Pour beaucoup, la visite elle-même n’a été qu’un soubresaut. “Le plus grand drame dans le chat de groupe de ma famille taïwanaise actuellement est la façon dont j’ai raté le rendez-vous annuel de vérification du smog de ma voiture et comment une infestation de cafards s’est déclarée dans ma chambre à Taipei pendant que j’étais en vacances”, a écrit la journaliste américano-taïwanaise Clarissa Wei. pour CNN.
Parmi les analystes de Taïwan, il y avait clairement un certain niveau de sentiments mitigés quant à l’intérêt cyclique pour la situation géopolitique de Taïwan. “Alors qu’une grande partie du monde semblait penser que les Taïwanais devaient paniquer et se heurter à des bunkers, etc., je pense que beaucoup n’étaient absolument pas au courant de la visite ou de sa signification jusqu’à très peu de temps auparavant”, a écrit l’écrivain taïwanais Brian Hioe pour Population.
“Même dans la couverture de cette situation Pelosi, qui a attiré tant d’attention sur Taïwan, il y a très peu de choses sur ce que les acteurs taïwanais pensent réellement. Le récit est, toujours, que vous avez besoin que les États-Unis entrent et sauvent Taiwan », a déclaré au Guardian Albert Wu, un historien taïwanais-américain basé à Taipei.
L’ombre de la guerre en Ukraine planait sur le séjour de Pelosi à Taiwan. L’Ukraine, comme Taïwan, a passé des décennies coincée sous le microscope de la politique des grandes puissances. Même la menace constante d’un conflit mondial peut devenir ennuyeuse lorsque vous passez chaque jour au milieu de celui-ci. Alors que Washington a déclaré qu’une offensive militaire était imminente fin février, la vie à Kyiv a continué normalement.
Les responsables ukrainiens ont même été un peu agacés par les avertissements. Le président Volodymyr Zelensky a déclaré en janvier que la « déstabilisation de la situation à l’intérieur du pays » était la plus grande menace pour l’Ukraine. « Il y a des signaux même de chefs d’État respectés, ils disent juste que demain il y aura la guerre.

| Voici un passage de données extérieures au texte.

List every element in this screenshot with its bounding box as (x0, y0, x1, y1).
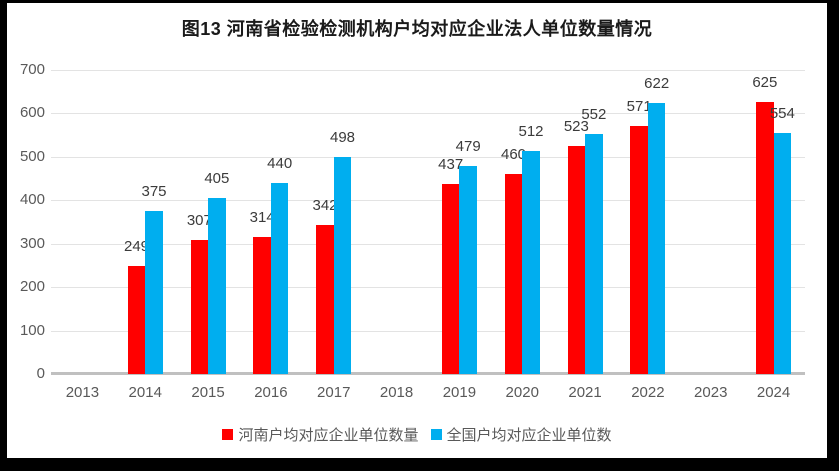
x-axis-tick-label: 2013 (65, 384, 100, 401)
x-axis-tick-label: 2016 (254, 384, 288, 401)
bar-national (333, 157, 352, 374)
bar-national (522, 151, 540, 374)
bar-henan (504, 173, 523, 374)
y-axis-tick-label: 700 (19, 60, 45, 78)
plot-area: 0 100 200 300 400 500 600 700 2013 2014 2015 2016 20… (7, 3, 827, 458)
y-axis-tick-label: 600 (19, 104, 45, 121)
y-axis-tick-label: 0 (36, 365, 45, 382)
x-axis-tick-label: 2014 (128, 384, 162, 401)
chart-panel: 图13 河南省检验检测机构户均对应企业法人单位数量情况 0 100 200 300 40… (7, 3, 827, 458)
bar-henan (127, 265, 146, 374)
chart-title: 图13 河南省检验检测机构户均对应企业法人单位数量情况 (181, 19, 653, 39)
legend-label: 河南户均对应企业单位数量 (238, 426, 419, 444)
x-axis-tick-label: 2019 (442, 384, 477, 401)
legend: 河南户均对应企业单位数量 全国户均对应企业单位数 (7, 424, 827, 444)
bar-national (647, 103, 666, 374)
bar-value-label: 552 (581, 105, 607, 123)
gridline (51, 156, 805, 158)
x-axis-tick-label: 2020 (505, 384, 539, 401)
y-axis-tick-label: 300 (19, 234, 45, 252)
bar-henan (253, 237, 271, 374)
bar-value-label: 405 (204, 169, 230, 187)
bar-henan (630, 125, 648, 374)
gridline (51, 243, 805, 245)
bar-henan (756, 102, 774, 374)
bar-national (145, 210, 163, 374)
legend-swatch-national (430, 428, 442, 440)
gridline (51, 287, 805, 288)
bar-value-label: 523 (563, 118, 589, 136)
x-axis-line (51, 372, 805, 375)
bar-value-label: 314 (249, 209, 275, 227)
bar-national (270, 182, 289, 374)
y-axis-tick-label: 200 (19, 278, 45, 295)
gridline (51, 200, 805, 201)
bar-national (773, 133, 792, 374)
legend-item: 河南户均对应企业单位数量 (222, 424, 419, 445)
y-axis-tick-label: 100 (19, 321, 45, 339)
x-axis-tick-label: 2024 (756, 384, 791, 401)
y-axis-tick-label: 500 (19, 147, 45, 165)
bar-value-label: 249 (123, 237, 150, 255)
x-axis-tick-label: 2018 (379, 384, 414, 401)
x-axis-tick-label: 2022 (631, 384, 665, 401)
gridline (51, 113, 805, 114)
bar-national (208, 197, 226, 374)
bar-national (585, 133, 603, 374)
bar-national (459, 165, 477, 374)
legend-item: 全国户均对应企业单位数 (430, 424, 612, 445)
bar-henan (567, 146, 586, 374)
bar-henan (316, 225, 334, 374)
y-axis-tick-label: 400 (19, 191, 45, 208)
bar-value-label: 498 (329, 129, 356, 147)
bar-value-label: 440 (267, 154, 293, 172)
bar-value-label: 460 (500, 145, 527, 163)
legend-swatch-henan (222, 428, 234, 440)
bar-value-label: 437 (438, 155, 464, 173)
bar-value-label: 375 (141, 182, 167, 200)
x-axis-tick-label: 2021 (568, 384, 602, 401)
bar-value-label: 571 (626, 97, 652, 115)
x-axis-tick-label: 2015 (191, 384, 225, 401)
bar-value-label: 512 (518, 123, 544, 141)
gridline (51, 330, 805, 332)
bar-value-label: 625 (752, 74, 778, 92)
gridline (51, 69, 805, 71)
bar-value-label: 479 (455, 137, 481, 155)
bar-value-label: 342 (312, 197, 338, 215)
bar-henan (190, 240, 209, 374)
legend-label: 全国户均对应企业单位数 (446, 426, 612, 444)
bar-value-label: 622 (644, 75, 670, 93)
bar-value-label: 554 (769, 105, 795, 122)
x-axis-tick-label: 2023 (694, 384, 728, 401)
bar-henan (441, 183, 460, 374)
bar-value-label: 307 (186, 212, 212, 230)
x-axis-tick-label: 2017 (317, 384, 351, 401)
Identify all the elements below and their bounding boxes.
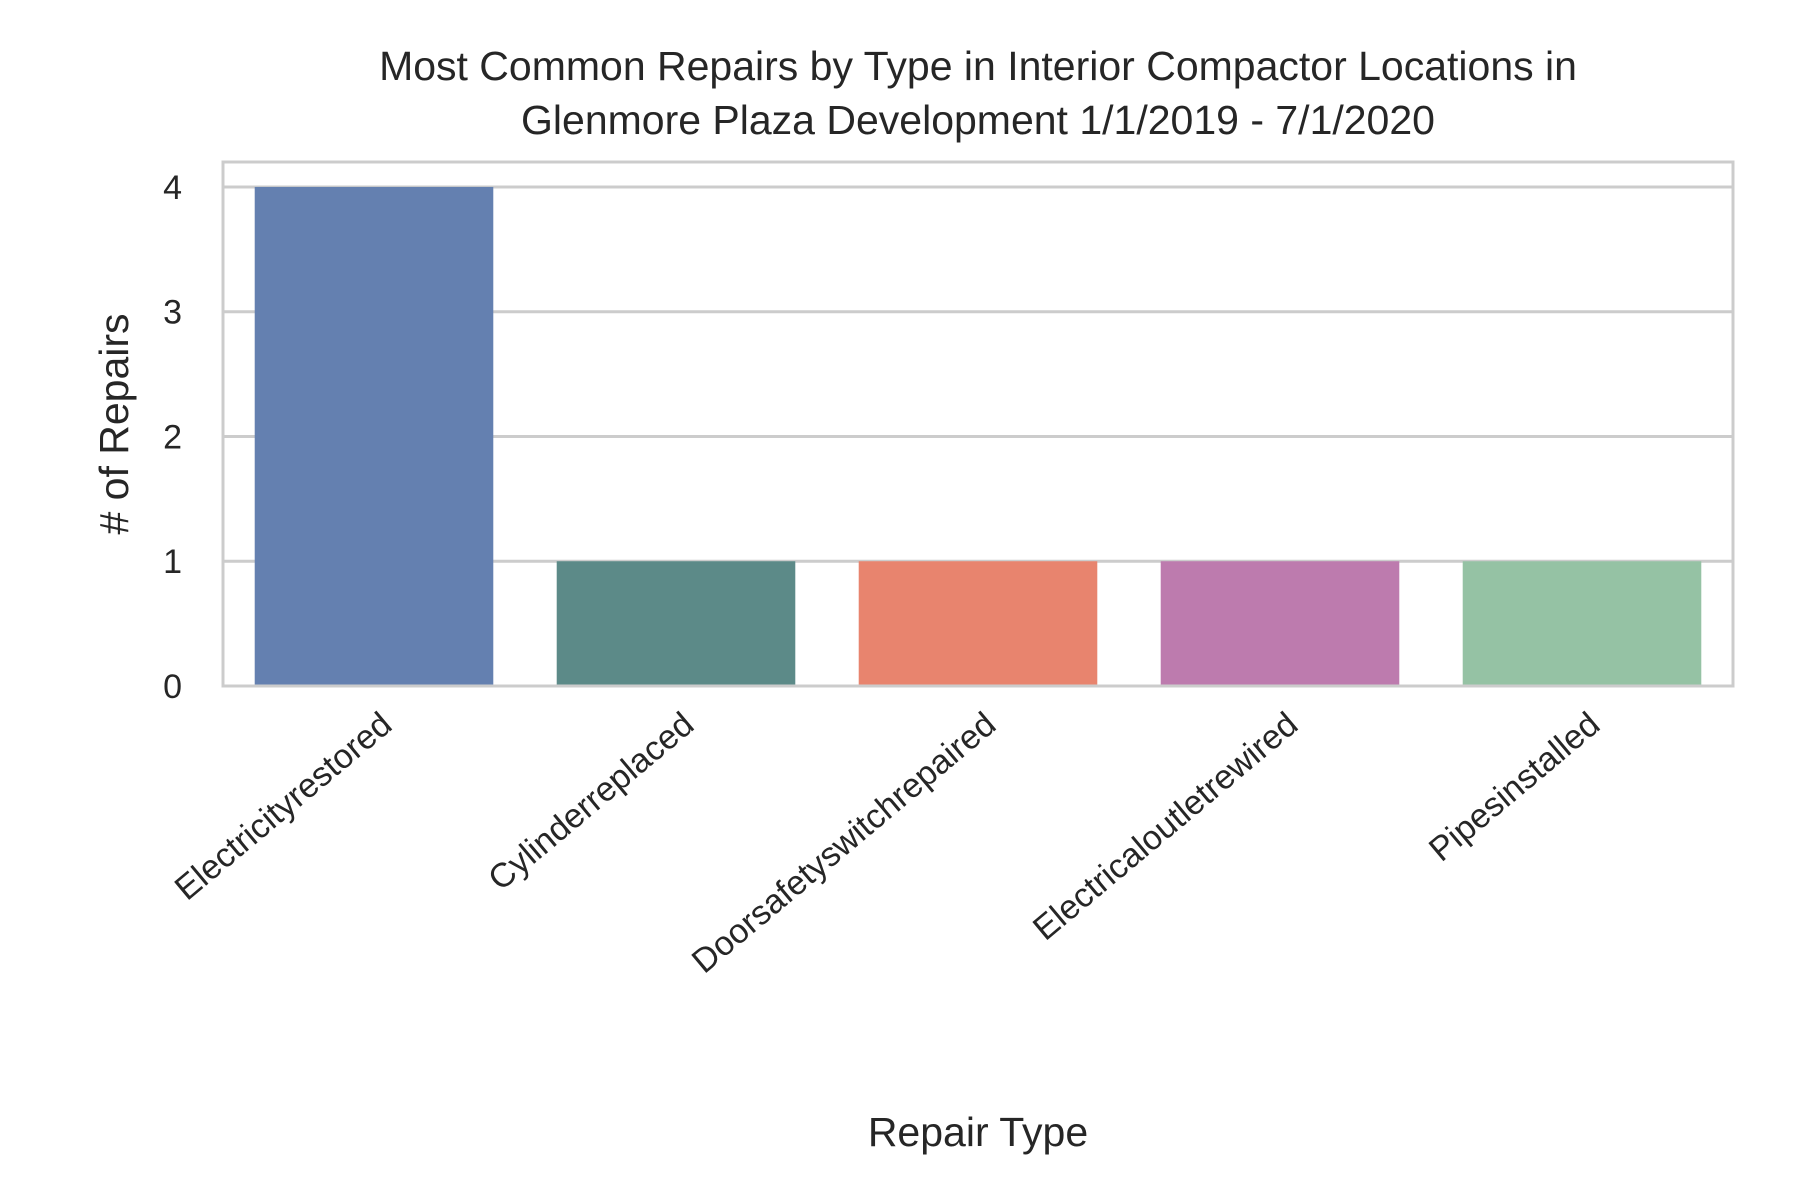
x-tick-label: Pipesinstalled: [1422, 705, 1607, 869]
plot-frame: [221, 160, 1735, 688]
x-tick-label: Electricaloutletrewired: [1026, 705, 1305, 948]
bar-cylinderreplaced: [556, 561, 796, 686]
x-tick-label: Electricityrestored: [168, 705, 399, 908]
y-tick-label: 3: [163, 294, 182, 332]
y-axis-label: # of Repairs: [91, 313, 137, 534]
y-tick-label: 1: [163, 543, 182, 581]
bars: [254, 186, 1702, 686]
bar-electricaloutletrewired: [1160, 561, 1400, 686]
chart-title-line-2: Glenmore Plaza Development 1/1/2019 - 7/…: [521, 97, 1435, 143]
y-tick-label: 4: [163, 169, 182, 207]
x-tick-label: Cylinderreplaced: [481, 705, 701, 898]
x-tick-labels: Electricityrestored CylinderreplacedDoors…: [168, 705, 1607, 981]
x-axis-label: Repair Type: [868, 1109, 1088, 1155]
chart-title-line-1: Most Common Repairs by Type in Interior …: [379, 43, 1577, 89]
bar-electricityrestored: [254, 186, 494, 686]
x-tick-label: Doorsafetyswitchrepaired: [685, 705, 1003, 981]
y-tick-labels: 0 1 2 3 4: [163, 169, 182, 706]
y-tick-label: 0: [163, 668, 182, 706]
y-tick-label: 2: [163, 418, 182, 456]
bar-pipesinstalled: [1462, 561, 1702, 686]
bar-doorsafetyswitchrepaired: [858, 561, 1098, 686]
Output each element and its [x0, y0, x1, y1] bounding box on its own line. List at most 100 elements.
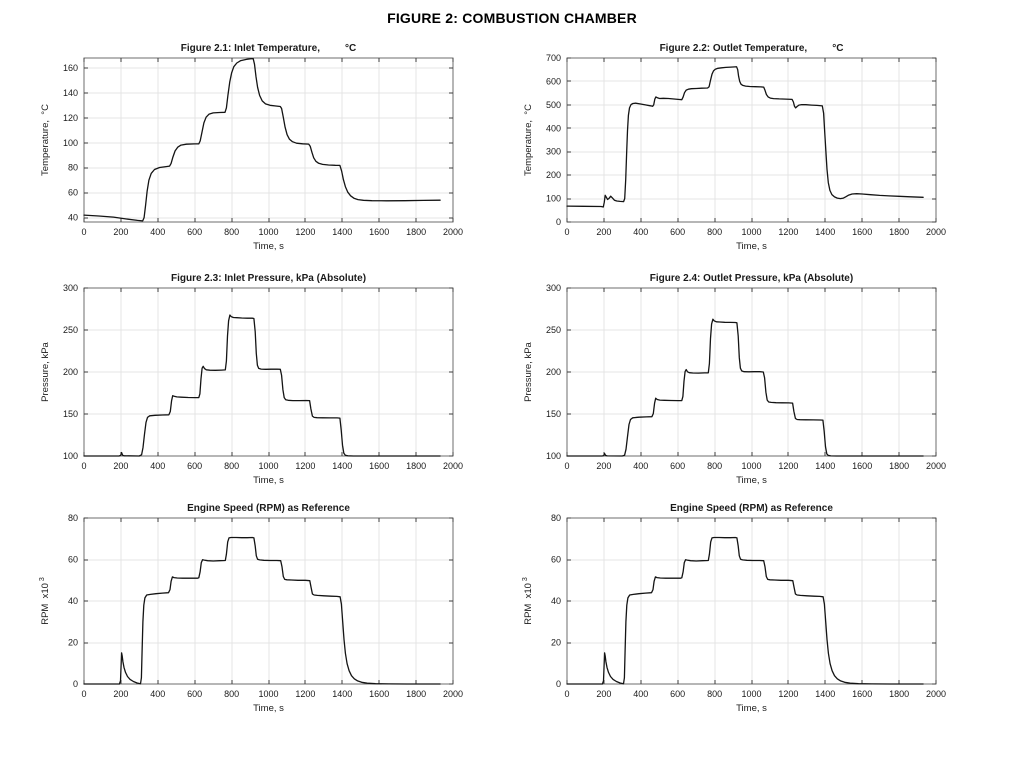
y-axis-label: RPM x10 3 — [522, 577, 534, 625]
x-tick-label: 2000 — [926, 689, 946, 699]
y-tick-label: 20 — [551, 638, 561, 648]
x-tick-label: 1600 — [369, 689, 389, 699]
x-tick-label: 1800 — [406, 689, 426, 699]
x-tick-label: 1400 — [815, 689, 835, 699]
x-tick-label: 1000 — [741, 461, 761, 471]
x-tick-label: 1800 — [889, 227, 909, 237]
outlet-temperature-chart: 0 200 400 600 800 1000 1200 1400 1600 1800 2000 0 10… — [523, 43, 946, 252]
chart-title: Engine Speed (RPM) as Reference — [670, 503, 833, 514]
subplot-engine-speed-left: 0 200 400 600 800 1000 1200 1400 1600 1800 2000 0 20… — [0, 500, 512, 730]
x-tick-label: 1400 — [815, 461, 835, 471]
x-tick-label: 0 — [81, 461, 86, 471]
x-tick-label: 1000 — [741, 689, 761, 699]
y-tick-label: 150 — [63, 409, 78, 419]
x-axis-label: Time, s — [253, 241, 284, 252]
x-tick-label: 800 — [707, 461, 722, 471]
y-axis-label: Pressure, kPa — [523, 341, 534, 401]
x-tick-label: 1200 — [295, 227, 315, 237]
x-tick-label: 1600 — [852, 689, 872, 699]
x-tick-label: 1600 — [852, 227, 872, 237]
y-tick-label: 500 — [546, 100, 561, 110]
inlet-pressure-chart: 0 200 400 600 800 1000 1200 1400 1600 1800 2000 100… — [40, 273, 463, 486]
y-tick-label: 300 — [546, 147, 561, 157]
y-tick-label: 250 — [546, 325, 561, 335]
y-tick-label: 300 — [546, 283, 561, 293]
y-tick-label: 80 — [68, 163, 78, 173]
x-tick-label: 2000 — [926, 461, 946, 471]
subplot-inlet-pressure: 0 200 400 600 800 1000 1200 1400 1600 1800 2000 100… — [0, 270, 512, 500]
x-tick-label: 2000 — [443, 461, 463, 471]
x-axis-label: Time, s — [736, 703, 767, 714]
figure-main-title: FIGURE 2: COMBUSTION CHAMBER — [387, 10, 637, 26]
y-tick-label: 300 — [63, 283, 78, 293]
y-tick-label: 40 — [68, 213, 78, 223]
chart-title: Figure 2.3: Inlet Pressure, kPa (Absolut… — [171, 273, 366, 284]
y-axis-label: Pressure, kPa — [40, 341, 51, 401]
chart-title: Figure 2.1: Inlet Temperature, °C — [181, 43, 357, 54]
x-tick-label: 400 — [633, 689, 648, 699]
chart-title: Figure 2.2: Outlet Temperature, °C — [660, 43, 844, 54]
x-tick-label: 2000 — [443, 689, 463, 699]
axes-frame — [83, 57, 454, 223]
subplot-outlet-pressure: 0 200 400 600 800 1000 1200 1400 1600 1800 2000 100… — [512, 270, 1024, 500]
chart-title: Engine Speed (RPM) as Reference — [187, 503, 350, 514]
inlet-temperature-chart: 0 200 400 600 800 1000 1200 1400 1600 1800 2000 40 6… — [40, 43, 463, 252]
engine-speed-right-chart: 0 200 400 600 800 1000 1200 1400 1600 1800 2000 0 20… — [522, 503, 946, 714]
data-line — [83, 536, 441, 685]
y-tick-label: 0 — [556, 679, 561, 689]
y-tick-label: 200 — [63, 367, 78, 377]
x-tick-label: 1600 — [852, 461, 872, 471]
y-tick-label: 60 — [68, 188, 78, 198]
data-line — [566, 66, 924, 208]
data-line — [566, 318, 924, 457]
y-axis-label: RPM x10 3 — [39, 577, 51, 625]
y-tick-label: 80 — [68, 513, 78, 523]
x-axis-label: Time, s — [253, 703, 284, 714]
x-tick-label: 1600 — [369, 461, 389, 471]
x-tick-label: 1000 — [258, 227, 278, 237]
x-tick-label: 0 — [564, 227, 569, 237]
x-tick-label: 1400 — [815, 227, 835, 237]
axes-frame — [83, 287, 454, 457]
x-tick-label: 1400 — [332, 689, 352, 699]
axes-frame — [566, 287, 937, 457]
y-axis-label-superscript: 3 — [39, 577, 46, 583]
y-axis-label: Temperature, °C — [40, 104, 51, 176]
subplot-outlet-temperature: 0 200 400 600 800 1000 1200 1400 1600 1800 2000 0 10… — [512, 38, 1024, 268]
axes-frame — [566, 517, 937, 685]
x-tick-label: 600 — [187, 461, 202, 471]
y-tick-label: 100 — [63, 451, 78, 461]
y-tick-label: 0 — [556, 217, 561, 227]
y-tick-label: 700 — [546, 53, 561, 63]
x-tick-label: 1800 — [406, 461, 426, 471]
y-tick-label: 400 — [546, 123, 561, 133]
y-tick-label: 120 — [63, 113, 78, 123]
y-tick-label: 250 — [63, 325, 78, 335]
x-tick-label: 0 — [564, 689, 569, 699]
engine-speed-left-chart: 0 200 400 600 800 1000 1200 1400 1600 1800 2000 0 20… — [39, 503, 463, 714]
x-tick-label: 400 — [150, 461, 165, 471]
y-tick-label: 100 — [546, 194, 561, 204]
x-tick-label: 800 — [707, 689, 722, 699]
x-tick-label: 0 — [564, 461, 569, 471]
y-tick-label: 20 — [68, 638, 78, 648]
y-tick-label: 100 — [546, 451, 561, 461]
x-tick-label: 800 — [224, 689, 239, 699]
y-tick-label: 200 — [546, 367, 561, 377]
data-line — [83, 58, 441, 222]
y-tick-label: 160 — [63, 63, 78, 73]
x-tick-label: 1400 — [332, 227, 352, 237]
y-tick-label: 80 — [551, 513, 561, 523]
y-tick-label: 100 — [63, 138, 78, 148]
y-tick-label: 0 — [73, 679, 78, 689]
data-line — [83, 314, 441, 457]
y-tick-label: 600 — [546, 76, 561, 86]
x-tick-label: 2000 — [443, 227, 463, 237]
y-axis-label-superscript: 3 — [522, 577, 529, 583]
y-tick-label: 150 — [546, 409, 561, 419]
x-tick-label: 1000 — [258, 461, 278, 471]
x-tick-label: 1200 — [295, 689, 315, 699]
x-tick-label: 1000 — [258, 689, 278, 699]
axes-frame — [83, 517, 454, 685]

C’est la panique – combien cela coûte-t-il à notre État ? » a-t-il déclaré lors d’une conférence de presse à Kyiv.
Tsai a sans aucun doute observé la situation en Ukraine et en a tiré des leçons. Une leçon est probablement essentielle : restez près des États-Unis. Bien que la visite de Pelosi à Taïwan ait pu créer des problèmes pour son gouvernement, les problèmes auraient pu être pires si Pelosi avait annulé sa visite – surtout après avoir annulé un précédent voyage à Taïwan après avoir été testée positive pour le coronavirus en avril.
Les responsables taïwanais sont devenus frustrés par leurs relations informelles et délibérément ambiguës avec les États-Unis ces dernières années. “Nous avons besoin d’un certain degré de clarté”, a déclaré l’ambassadeur de facto Hsiao Bi-khim à Today’s WorldView en octobre 2020. Taïwan avait alors connu près de quatre ans de relations imprévisibles sous l’administration Trump.
Des sondages menés par la Taiwan Public Opinion Foundation ont révélé qu’en octobre dernier, avant l’invasion de l’Ukraine par la Russie, près des deux tiers des Taïwanais pensaient que les États-Unis enverraient des troupes pour protéger l’île si la Chine envahissait. Ce pourcentage a fortement chuté en mars 2022 à 34,5 %, alors même que la croyance selon laquelle la Chine pourrait lancer une invasion de l’Ukraine augmentait.
La visite de Pelosi a porté Taiwan au plus haut niveau d’attention aux États-Unis et a montré les niveaux élevés de soutien bipartisan à Taiwan. Et bien qu’il ait provoqué quelques bruits de sabre de la part de la Chine, cela ne fera que faire fuir davantage le peuple taïwanais (certains sondages montrent déjà un glissement du soutien au statu quo vers une évolution vers une indépendance totale) et faire pression sur le Kuomintang avant les élections locales plus tard cette année.
Peut-être que pour le gouvernement de Tsai, ce n’est pas si inutile.